Podobnie ciekawy jest przepis na sernik, którym delektował się Henryk VIII Tudor. XVI-wieczny monarcha Anglii gustował w kawałkach sera moczonego przez 3 godziny w mleku, do których dodawano mąkę, jajka i cukier.
Jak w takim razie sernik pojawił się w Polsce? Najprawdopodobniej został on wprowadzony na nasze stoły dzięki królowi Janowi III Sobieskiemu, który przyniósł go wracając z odsieczy wiedeńskiej. W ten sposób sernik zagościł w naszym kraju, gdzie zyskał miano „sernika wiedeńskiego”. Krakowianie posmakowali go i nadali mu charakterystyczną, kratkową polewę, co stworzyło kolejną jego wersję. Tradycyjny przepis zakłada z kolei wykorzystanie mielonego twarogu oraz obfitą ilość bakalii, takich jak rodzynki i skórka pomarańczowa, oraz pieczenie go bez spodu, wyłącznie z masą serową i dodatkami. Tak więc śmiało można powiedzieć, że pierwszą wersją sernika w Polsce był właśnie ten z rodzynkami.

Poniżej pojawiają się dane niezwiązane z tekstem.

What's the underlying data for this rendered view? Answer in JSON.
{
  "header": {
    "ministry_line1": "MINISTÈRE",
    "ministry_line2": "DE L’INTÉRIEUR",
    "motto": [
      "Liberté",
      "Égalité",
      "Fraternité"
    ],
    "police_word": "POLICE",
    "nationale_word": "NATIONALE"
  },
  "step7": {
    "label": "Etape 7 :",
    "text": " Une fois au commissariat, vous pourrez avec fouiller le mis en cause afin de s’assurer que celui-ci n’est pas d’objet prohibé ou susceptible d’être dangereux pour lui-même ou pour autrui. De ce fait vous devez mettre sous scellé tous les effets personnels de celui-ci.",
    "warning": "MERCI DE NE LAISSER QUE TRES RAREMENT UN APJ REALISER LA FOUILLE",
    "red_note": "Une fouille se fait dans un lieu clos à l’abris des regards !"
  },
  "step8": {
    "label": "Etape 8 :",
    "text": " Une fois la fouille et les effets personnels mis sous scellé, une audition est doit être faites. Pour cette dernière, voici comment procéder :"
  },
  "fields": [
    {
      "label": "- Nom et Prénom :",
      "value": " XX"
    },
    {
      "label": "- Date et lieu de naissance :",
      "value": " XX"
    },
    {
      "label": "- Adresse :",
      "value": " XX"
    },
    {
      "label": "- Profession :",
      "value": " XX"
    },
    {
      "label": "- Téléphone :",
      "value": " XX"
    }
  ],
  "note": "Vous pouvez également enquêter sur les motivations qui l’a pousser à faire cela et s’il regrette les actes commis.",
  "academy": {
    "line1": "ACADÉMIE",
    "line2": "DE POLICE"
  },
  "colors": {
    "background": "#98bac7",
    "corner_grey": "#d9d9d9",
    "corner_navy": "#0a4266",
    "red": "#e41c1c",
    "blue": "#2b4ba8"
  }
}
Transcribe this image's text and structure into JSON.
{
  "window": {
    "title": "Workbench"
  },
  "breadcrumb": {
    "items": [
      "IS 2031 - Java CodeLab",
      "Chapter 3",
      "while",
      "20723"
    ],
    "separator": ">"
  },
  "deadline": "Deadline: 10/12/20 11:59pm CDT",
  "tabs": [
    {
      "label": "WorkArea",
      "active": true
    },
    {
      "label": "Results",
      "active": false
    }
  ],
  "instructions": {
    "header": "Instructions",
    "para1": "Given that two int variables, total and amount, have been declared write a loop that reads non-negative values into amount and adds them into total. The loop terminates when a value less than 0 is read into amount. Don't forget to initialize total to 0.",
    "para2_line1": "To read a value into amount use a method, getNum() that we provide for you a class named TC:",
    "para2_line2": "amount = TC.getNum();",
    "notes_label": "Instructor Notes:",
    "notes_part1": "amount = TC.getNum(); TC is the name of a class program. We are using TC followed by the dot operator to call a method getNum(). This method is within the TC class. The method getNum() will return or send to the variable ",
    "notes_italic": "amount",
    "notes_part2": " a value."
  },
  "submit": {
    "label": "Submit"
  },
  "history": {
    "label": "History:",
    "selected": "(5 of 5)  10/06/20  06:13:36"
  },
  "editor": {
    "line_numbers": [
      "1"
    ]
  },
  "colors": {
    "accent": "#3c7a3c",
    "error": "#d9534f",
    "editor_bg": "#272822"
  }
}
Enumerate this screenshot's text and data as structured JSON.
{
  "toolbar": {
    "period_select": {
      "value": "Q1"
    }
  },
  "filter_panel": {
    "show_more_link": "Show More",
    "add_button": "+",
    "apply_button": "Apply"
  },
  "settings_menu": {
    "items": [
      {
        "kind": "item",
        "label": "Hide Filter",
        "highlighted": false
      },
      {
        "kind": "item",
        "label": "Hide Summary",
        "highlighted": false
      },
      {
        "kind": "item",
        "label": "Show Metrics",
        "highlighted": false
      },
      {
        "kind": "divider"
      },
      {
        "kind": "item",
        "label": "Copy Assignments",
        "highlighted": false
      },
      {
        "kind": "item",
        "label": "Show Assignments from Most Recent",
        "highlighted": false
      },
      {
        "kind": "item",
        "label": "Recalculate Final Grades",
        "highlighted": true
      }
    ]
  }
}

Jednak według pierwszego naczelnego kucharza Rzeczpospolitej Polskiej sernik powinien być bez rodzynek. W jego rodzinnym przepisie znaleźć możemy jeden nietypowy składnik – ziemniaki. Dzięki temu deser ten nabiera idealnej kremowej konsystencji. Choć w tym przepisie również najdziemy rodzynki i skórkę cytryny, to jednak ziemniaki wywołują jeszcze więcej kontrowersji.
Ile zatem może być rodzajów serników? Ze względu na popularność tego smakołyku szacuje się, że istnieje ich około tysiąca. Różnią się one rodzajem użytego sera, dodatkami, obecnością spodu lub jego brakiem. Mogą być podawane zarówno na zimno, jak i na ciepło. Ponadto, miłośnicy sera mogą rozkoszować się także seromakiem (lub makoserowcem), strudelem serowym, ciastem drożdżowym z serem i kruszonką, śląskim kołaczem z nadzieniem serowym oraz wieloma innymi słodkimi specjałami, w których ser odgrywa główną rolę. Ten wyśmienity składnik, podobnie jak jajka, symbolizuje odrodzenie, dlatego też w krajach prawosławnych na Wielkanoc przygotowuje się Paschę, czyli rodzaj sernika na zimno.
Z racji tego, iż rodzynki w serniku budzą tak wiele kontrowersji, trzy lata temu spór ten został nawet poddany badaniu przeprowadzonemu przez agencję SW Research! Jak wykazały wyniki, 36% ankietowanych preferuje wersję z rodzynkami. Dla 35% respondentów jest to całkowicie obojętne – równie chętnie wybierają ciasto z dodatkiem, jak i bez. Natomiast tylko 29% badanych zadeklarowało, że woli wersję pozbawioną rodzynek. Te nieoczekiwane dane zdają się definitywnie rozstrzygnąć, która wersja sernika jest wybierana przez większość Polaków.
A Wy? Jaki sernik będziecie piec na świąteczny stół?